Mas Ricardo Uvinha, professor de Lazer e Turismo da USP, cita pesquisa do Ministério do Turismo prevendo que 600 mil estrangeiros e 1 milhão de brasileiros pretendem transitar pelo país durante a Copa. "A intenção de viajar aumentou em 2014, e muitos vão querer viajar de avião. É um aporte enorme, e não sabemos se os aeroportos vão conseguir acompanhar."
Segunda fase da Copa
Com base em dados das compras de ingressos no site da Fifa, as companhias aéreas já conseguiram estimar a demanda de turistas e seus destinos na primeira fase da Copa. A segunda fase – cujas seleções participantes ainda não foram definidas – traz desafios maiores.
"As empresas terão de (remanejar sua operação) de uma semana para a outra", explica o técnico da Anac. Isso inclui programar a tripulação destinada a novos voos e obter autorização da Anac.

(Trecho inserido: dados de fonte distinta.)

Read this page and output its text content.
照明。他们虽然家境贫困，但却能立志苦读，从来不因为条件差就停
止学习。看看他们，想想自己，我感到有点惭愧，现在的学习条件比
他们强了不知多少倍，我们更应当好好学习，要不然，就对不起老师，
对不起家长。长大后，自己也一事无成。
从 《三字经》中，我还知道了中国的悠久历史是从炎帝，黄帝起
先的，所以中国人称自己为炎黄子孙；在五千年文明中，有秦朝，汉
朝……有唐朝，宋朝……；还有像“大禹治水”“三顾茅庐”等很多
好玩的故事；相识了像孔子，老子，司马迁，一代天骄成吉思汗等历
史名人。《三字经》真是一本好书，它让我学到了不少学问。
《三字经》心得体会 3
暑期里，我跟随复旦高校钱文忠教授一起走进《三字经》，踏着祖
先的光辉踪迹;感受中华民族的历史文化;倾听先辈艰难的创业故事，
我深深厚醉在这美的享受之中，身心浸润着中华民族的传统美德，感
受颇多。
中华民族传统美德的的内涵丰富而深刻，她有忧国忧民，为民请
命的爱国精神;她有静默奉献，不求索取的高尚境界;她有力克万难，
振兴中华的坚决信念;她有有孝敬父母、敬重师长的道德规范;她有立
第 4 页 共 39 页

Para a Abear, a segunda fase ainda é "um exercício de adivinhação", mas, por outro lado o número de partidas será menor. E, para ter flexibilidade de atender a demanda da Copa, as empresas poderão, excepcionalmente, alterar voos com 24 horas de antecedência.
Eventos imprevisíveis
Mesmo que todo o planejamento do setor aéreo funcione, existe o perigo do imponderável: um nevoeiro no Sul que atrase os voos de toda a malha aérea, ou a queda de sistema de informática de uma companhia aérea, por exemplo.
"O fechamento temporário de um aeroporto por causa de névoa já atrapalha tudo", explica o técnico da Anac.
A Abear concorda: "Questões meteorológicas são uma suscetibilidade: se você pensa na malha aérea de forma integrada, há um efeito cascata (em voos por todo o país)", diz a assessoria de imprensa do órgão.